Я вытянул руку и щелкнул пальцами. Он поднял голову.
Галстук испачкан мелом, из носа торчат седые волосы.
– Ну, что тебе?
– Можно мне выйти? – Мой голос дрожал. – Мне плохо.
Он пошарил в нагрудном кармане пиджака, достал круглые очки без оправы. Его глаза, казалось, сверкали, изучая меня, он бросил быстрый взгляд на мою тетрадь.
– Хорошо, иди в туалет. Но чтоб через две минуты ты был на месте.
В коридоре никого не было, а шлепанье моих подошв по лестничной площадке отдавалось эхом где-то высоко над головой. Гладкое дерево перил приятно холодило ладонь. Я не хотел идти школьным двором, где меня мог видеть весь класс, и пробежал под козырьком спортзала к воротам, вдоль длинной стены из стеклоблоков. За ней раздавались голоса, крики и визги девчонок, игравших в мяч, я разглядел черную спортивную майку и не то руку, не то ногу, искаженную стеклом.

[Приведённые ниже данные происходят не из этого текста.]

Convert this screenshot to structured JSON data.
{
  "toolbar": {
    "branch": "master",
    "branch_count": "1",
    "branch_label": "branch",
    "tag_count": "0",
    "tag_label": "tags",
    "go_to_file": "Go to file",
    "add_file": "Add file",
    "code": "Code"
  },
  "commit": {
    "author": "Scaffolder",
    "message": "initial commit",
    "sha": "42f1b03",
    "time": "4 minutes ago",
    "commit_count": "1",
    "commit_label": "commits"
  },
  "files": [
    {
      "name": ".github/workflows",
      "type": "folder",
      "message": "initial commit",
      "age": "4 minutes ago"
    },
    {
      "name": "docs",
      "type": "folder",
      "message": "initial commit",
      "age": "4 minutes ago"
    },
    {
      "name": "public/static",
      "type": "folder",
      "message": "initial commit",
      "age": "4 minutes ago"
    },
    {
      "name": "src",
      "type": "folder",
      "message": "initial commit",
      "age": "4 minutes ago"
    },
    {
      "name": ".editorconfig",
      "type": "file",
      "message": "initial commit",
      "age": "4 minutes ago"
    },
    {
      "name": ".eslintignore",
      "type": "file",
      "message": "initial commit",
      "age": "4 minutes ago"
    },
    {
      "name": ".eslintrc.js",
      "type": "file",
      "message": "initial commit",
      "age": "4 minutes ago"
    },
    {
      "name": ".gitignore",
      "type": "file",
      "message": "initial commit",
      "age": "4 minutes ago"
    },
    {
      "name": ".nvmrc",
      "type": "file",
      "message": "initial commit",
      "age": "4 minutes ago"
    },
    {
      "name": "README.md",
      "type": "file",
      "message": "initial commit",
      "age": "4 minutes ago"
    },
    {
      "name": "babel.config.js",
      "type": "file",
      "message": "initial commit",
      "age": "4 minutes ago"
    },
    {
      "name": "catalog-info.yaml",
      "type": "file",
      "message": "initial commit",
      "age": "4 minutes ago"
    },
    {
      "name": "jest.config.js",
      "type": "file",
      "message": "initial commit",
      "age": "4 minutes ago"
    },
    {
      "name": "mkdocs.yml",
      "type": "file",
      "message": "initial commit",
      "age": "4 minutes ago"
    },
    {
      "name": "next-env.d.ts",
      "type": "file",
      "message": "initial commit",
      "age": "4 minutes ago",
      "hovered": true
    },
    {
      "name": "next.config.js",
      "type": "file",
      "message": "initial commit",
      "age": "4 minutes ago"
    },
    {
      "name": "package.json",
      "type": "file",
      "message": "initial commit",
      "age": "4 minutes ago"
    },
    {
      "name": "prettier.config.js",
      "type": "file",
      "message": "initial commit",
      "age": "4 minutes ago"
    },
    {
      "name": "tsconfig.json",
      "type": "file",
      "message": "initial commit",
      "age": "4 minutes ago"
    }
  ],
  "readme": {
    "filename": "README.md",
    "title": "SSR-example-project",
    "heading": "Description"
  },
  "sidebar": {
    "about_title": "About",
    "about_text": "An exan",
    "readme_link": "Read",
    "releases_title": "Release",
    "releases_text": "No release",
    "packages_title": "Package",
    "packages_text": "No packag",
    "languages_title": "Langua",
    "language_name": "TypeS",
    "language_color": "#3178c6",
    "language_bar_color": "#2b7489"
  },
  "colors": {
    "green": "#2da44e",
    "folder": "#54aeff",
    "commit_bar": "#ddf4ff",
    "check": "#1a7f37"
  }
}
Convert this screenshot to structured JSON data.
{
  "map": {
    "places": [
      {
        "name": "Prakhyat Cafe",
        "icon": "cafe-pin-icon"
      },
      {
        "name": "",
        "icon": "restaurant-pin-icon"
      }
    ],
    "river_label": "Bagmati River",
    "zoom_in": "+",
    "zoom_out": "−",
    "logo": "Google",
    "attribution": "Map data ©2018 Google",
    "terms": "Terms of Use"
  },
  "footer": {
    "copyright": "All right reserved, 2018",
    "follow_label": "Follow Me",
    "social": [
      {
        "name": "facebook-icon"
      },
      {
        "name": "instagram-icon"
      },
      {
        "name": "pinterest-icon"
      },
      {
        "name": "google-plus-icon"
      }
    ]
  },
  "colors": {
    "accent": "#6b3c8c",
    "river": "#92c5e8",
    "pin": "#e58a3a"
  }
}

Я побежал в небольшой лесок на краю поселка, еще молодой, недавно посаженный на отвалах строительного мусора. В это время здесь никого не было. В низине, среди кустов бузины, в ржавом водостоке булькал ручей, бежавший рыжей струйкой по бетонному руслу. Высматривая лягушек, я прыгал с одного края на другой. В лучах солнца, прорывавшихся сквозь листву, кружились насекомые. Из больших корковых пробок и остатков ящика из-под сигар кто-то соорудил водяное колесо. Оно крутилось с такой скоростью, что даже бурлящая вода образовывала белую пену из пузырьков, отливавших цветами радуги.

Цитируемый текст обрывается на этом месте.